Presentación del logo París 2024 en el Arco del Triunfo

El eslogan elegido por las autoridades parisinas para contender por la sede de los Juegos Olímpicos de 2024, “Made for Sharing”, es motivo de un gran malestar entre los franceses de tal forma que un grupo de organizaciones defensoras de la lengua anunciaron que iniciarán acción legal en contra de la frase.

Los defensores del idioma francés anunciaron que procederían ante la Corte Administrativa de París porque el uso del eslogan no solo es violatorio de la ley de 1994 que protege la lengua francesa, sino incluso de la Carta Olímpica.

Paris 2024, Made for Sharing, es la frase con que se identifica la propuesta de Francia para hospedar las Olimpíadas de 2024. Fue hecha de conocimiento público a principios de febrero y la crítica ha sido incesante en varios sectores del país que lo han considerado un atentado a un símbolo del que los franceses están verdaderamente orgullosos: su idioma.

El abogado Emmanuel Ludot, representante de los intereses del grupo, declaró el viernes por la tarde que el eslogan es “un insulto” a la lengua francesa la cual, recordó es lengua oficial del olimpismo.

Los proponentes de la frase la defienden señalando que no todos entienden francés y que el inglés es el idioma más hablado incluso entre los atletas y mediante el cual se suelen comunicar, pero los defensores de la lengua responden que hay frases en francés que son igualmente comprensibles para una gran mayoría.

“Obviamente encuentro este eslogan como un error, un absurdo. París, la capital del mundo francófono está reverenciando la lengua no solo de Shakespeare, sino también de Donald Trump”, declaró Bernard Pivot, miembro de la Academie Goncourt.

¿Por qué sale Donald Trump a colación?

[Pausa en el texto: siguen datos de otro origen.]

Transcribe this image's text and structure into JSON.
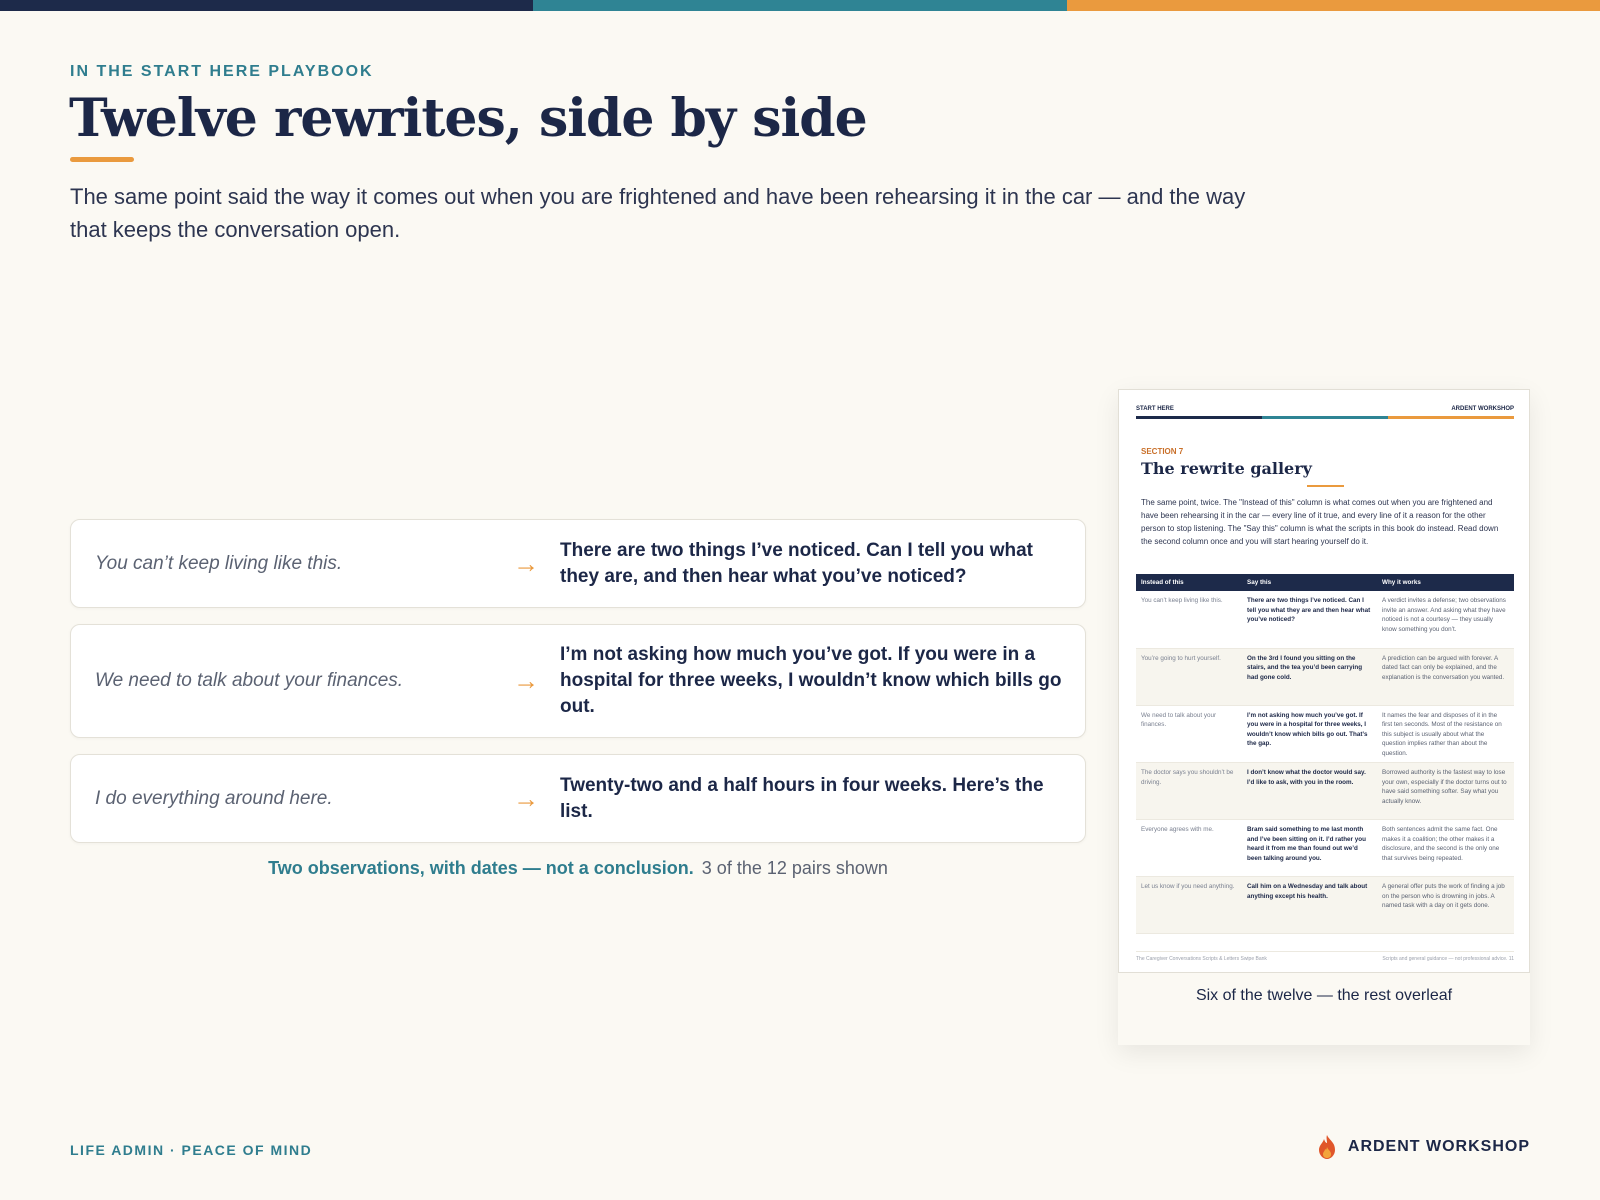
{
  "colors": {
    "navy": "#1d2a4a",
    "teal": "#2f8494",
    "orange": "#ea9a3e",
    "background": "#fbf9f3"
  },
  "eyebrow": "IN THE START HERE PLAYBOOK",
  "title": "Twelve rewrites, side by side",
  "lede": "The same point said the way it comes out when you are frightened and have been rehearsing it in the car — and the way that keeps the conversation open.",
  "pairs": [
    {
      "before": "You can’t keep living like this.",
      "arrow": "→",
      "after": "There are two things I’ve noticed. Can I tell you what they are, and then hear what you’ve noticed?"
    },
    {
      "before": "We need to talk about your finances.",
      "arrow": "→",
      "after": "I’m not asking how much you’ve got. If you were in a hospital for three weeks, I wouldn’t know which bills go out."
    },
    {
      "before": "I do everything around here.",
      "arrow": "→",
      "after": "Twenty-two and a half hours in four weeks. Here’s the list."
    }
  ],
  "caption": {
    "highlight": "Two observations, with dates — not a conclusion.",
    "count": "3 of the 12 pairs shown"
  },
  "preview": {
    "header_left": "START HERE",
    "header_right": "ARDENT WORKSHOP",
    "section": "SECTION 7",
    "title": "The rewrite gallery",
    "intro": "The same point, twice. The \"Instead of this\" column is what comes out when you are frightened and have been rehearsing it in the car — every line of it true, and every line of it a reason for the other person to stop listening. The \"Say this\" column is what the scripts in this book do instead. Read down the second column once and you will start hearing yourself do it.",
    "columns": [
      "Instead of this",
      "Say this",
      "Why it works"
    ],
    "rows": [
      [
        "You can’t keep living like this.",
        "There are two things I’ve noticed. Can I tell you what they are and then hear what you’ve noticed?",
        "A verdict invites a defense; two observations invite an answer. And asking what they have noticed is not a courtesy — they usually know something you don’t."
      ],
      [
        "You’re going to hurt yourself.",
        "On the 3rd I found you sitting on the stairs, and the tea you’d been carrying had gone cold.",
        "A prediction can be argued with forever. A dated fact can only be explained, and the explanation is the conversation you wanted."
      ],
      [
        "We need to talk about your finances.",
        "I’m not asking how much you’ve got. If you were in a hospital for three weeks, I wouldn’t know which bills go out. That’s the gap.",
        "It names the fear and disposes of it in the first ten seconds. Most of the resistance on this subject is usually about what the question implies rather than about the question."
      ],
      [
        "The doctor says you shouldn’t be driving.",
        "I don’t know what the doctor would say. I’d like to ask, with you in the room.",
        "Borrowed authority is the fastest way to lose your own, especially if the doctor turns out to have said something softer. Say what you actually know."
      ],
      [
        "Everyone agrees with me.",
        "Bram said something to me last month and I’ve been sitting on it. I’d rather you heard it from me than found out we’d been talking around you.",
        "Both sentences admit the same fact. One makes it a coalition; the other makes it a disclosure, and the second is the only one that survives being repeated."
      ],
      [
        "Let us know if you need anything.",
        "Call him on a Wednesday and talk about anything except his health.",
        "A general offer puts the work of finding a job on the person who is drowning in jobs. A named task with a day on it gets done."
      ]
    ],
    "footer_left": "The Caregiver Conversations Scripts & Letters Swipe Bank",
    "footer_right": "Scripts and general guidance — not professional advice.   11",
    "caption": "Six of the twelve — the rest overleaf"
  },
  "footer": {
    "left": "LIFE ADMIN · PEACE OF MIND",
    "brand": "ARDENT WORKSHOP",
    "logo_icon": "flame-icon"
  }
}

Por algo que no es secreto para nadie y es su limitado vocabulario que está poniendo en aprietos a los traductores franceses -y de otras lenguas, pienso- que no saben si traducir sus palabras suavizando su estilo o dejarlas tal cual para que los franceses diluciden el mensaje.

“El vocabulario de Trump es limitado; su sintaxis es rota; repite las mismas frases una y otra vez, forzando al traductor a seguir su ejemplo”, declaró en una entrevista reciente el traductor francés Bérengère Viennot.

Cómo habla Donald Trump, sin embargo, no es el tema principal, sino la defensa que los países y estados francófonos hacen de su lengua, de la cual se sienten muy orgullosos y a la que quieren preservar de contaminaciones de otros idiomas prohibiendo, en primera instancia, los temidos anglicismos.

Así, en 2013 el entonces el primer ministro francés, Jean-Marc Ayrault, escribió una carta en la que prohibió a los funcionarios el uso del idioma inglés, recordándoles que el francés se estableció en la Constitución de 1992 como el idioma oficial de la administración y de las cortes, razón por la cual usar el inglés podría ser ilegal.

Ye en la provincia francófona de Canadá, Quebec, se han hecho varios esfuerzos por preservar la pureza de la lengua, multando a quienes utilicen palabras en inglés para promocionar sus bienes y servicios, e incluso reformando leyes para que las empresas usen el francés en sus marcas publicitarias.

Probablemente el eslogan se terminará cambiando al francés lo que será importante si la propuesta de París gana y se nombra sede de los Juegos Olímpicos 2024, pero si la pierde, el tema solo será anecdótico.